Handling Large Packages (e.g., TensorFlow)

  • TensorFlow’s multi‑terabyte footprint (due to GPU/CUDA/version matrix and pre-releases) is viewed as “absurd” by some, but others argue it’s worth it if it saves engineers hours.
  • Proposed mitigations:
    • Require very large or corporate-backed projects to self-host binaries while PyPI stores hashes.
    • Allow PyPI to delete rarely used binaries if they’re reproducible.

Mirrors, Caches, and CI Waste

  • Many note wasteful CI patterns: fresh containers constantly redownloading core packages despite pip caching.
  • Suggestions: CI providers should run caching proxies (DevPi, Nexus, Artifactory), or even pay PyPI’s bandwidth directly.
  • Some envision a Nix-like ecosystem where multiple caches and mirrors exist once builds are standardized.

System Package Managers and External Dependencies

  • Some advocate “just use system packages” (Debian, Fedora, Homebrew, etc.) at least for non-Python deps.
  • Counterpoints:
    • Windows and containers/venvs don’t align well with system package managers.
    • Distros can’t keep up with the full PyPI ecosystem or multiple parallel versions.
    • Mixing system and language package managers causes “real horrors.”
  • PEP 725 is highlighted as a way for Python packages to declare external (system-level) dependencies so tools like Nix/Guix/Spack/conda can manage them.

Security and Dependency Culture

  • Some organizations avoid PyPI entirely, maintaining curated mirrors due to malware and hijacking incidents.
  • One view: Python’s extremely easy packaging encourages excessive, low-quality dependencies compared to ecosystems like C++, where higher friction forces more vetting.

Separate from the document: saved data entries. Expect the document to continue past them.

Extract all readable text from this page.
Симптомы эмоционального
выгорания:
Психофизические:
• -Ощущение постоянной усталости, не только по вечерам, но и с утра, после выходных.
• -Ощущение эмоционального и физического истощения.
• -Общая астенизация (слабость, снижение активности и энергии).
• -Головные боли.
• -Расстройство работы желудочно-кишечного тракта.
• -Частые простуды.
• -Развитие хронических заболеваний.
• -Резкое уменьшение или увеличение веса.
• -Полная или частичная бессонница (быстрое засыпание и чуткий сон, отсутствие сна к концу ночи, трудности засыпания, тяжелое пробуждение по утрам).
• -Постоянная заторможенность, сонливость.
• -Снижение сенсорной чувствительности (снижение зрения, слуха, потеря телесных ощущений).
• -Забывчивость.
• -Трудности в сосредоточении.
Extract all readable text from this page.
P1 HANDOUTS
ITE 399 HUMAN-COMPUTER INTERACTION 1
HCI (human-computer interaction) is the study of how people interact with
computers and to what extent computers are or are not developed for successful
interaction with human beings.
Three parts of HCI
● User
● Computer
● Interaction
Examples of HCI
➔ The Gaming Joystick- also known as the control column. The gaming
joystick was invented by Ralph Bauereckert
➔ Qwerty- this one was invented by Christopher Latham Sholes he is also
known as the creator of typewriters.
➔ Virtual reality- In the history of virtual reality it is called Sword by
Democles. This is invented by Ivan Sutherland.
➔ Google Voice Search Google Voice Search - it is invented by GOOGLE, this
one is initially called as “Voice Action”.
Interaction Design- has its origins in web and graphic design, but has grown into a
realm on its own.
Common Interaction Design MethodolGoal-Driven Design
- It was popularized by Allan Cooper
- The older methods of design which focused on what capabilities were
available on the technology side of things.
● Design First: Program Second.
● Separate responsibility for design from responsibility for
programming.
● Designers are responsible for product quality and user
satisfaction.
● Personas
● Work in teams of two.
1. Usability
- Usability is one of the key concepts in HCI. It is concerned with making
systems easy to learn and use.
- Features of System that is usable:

User Experience and Fragility

  • Several anecdotes describe confusing breakages from name collisions (e.g., jwt vs PyJWT), missing optional dependencies (e.g., cryptography), and version conflicts.
  • Others respond that:
    • PyPI package names and import names are intentionally decoupled.
    • Optional extras and evolving APIs are normal; reading docs and pinning versions is expected.
  • Overall sentiment: Python packaging “mostly works” but has sharp edges; removing wheels outright is widely opposed, while targeted reform (better metadata, caching, and optional build-from-source paths) gets more support.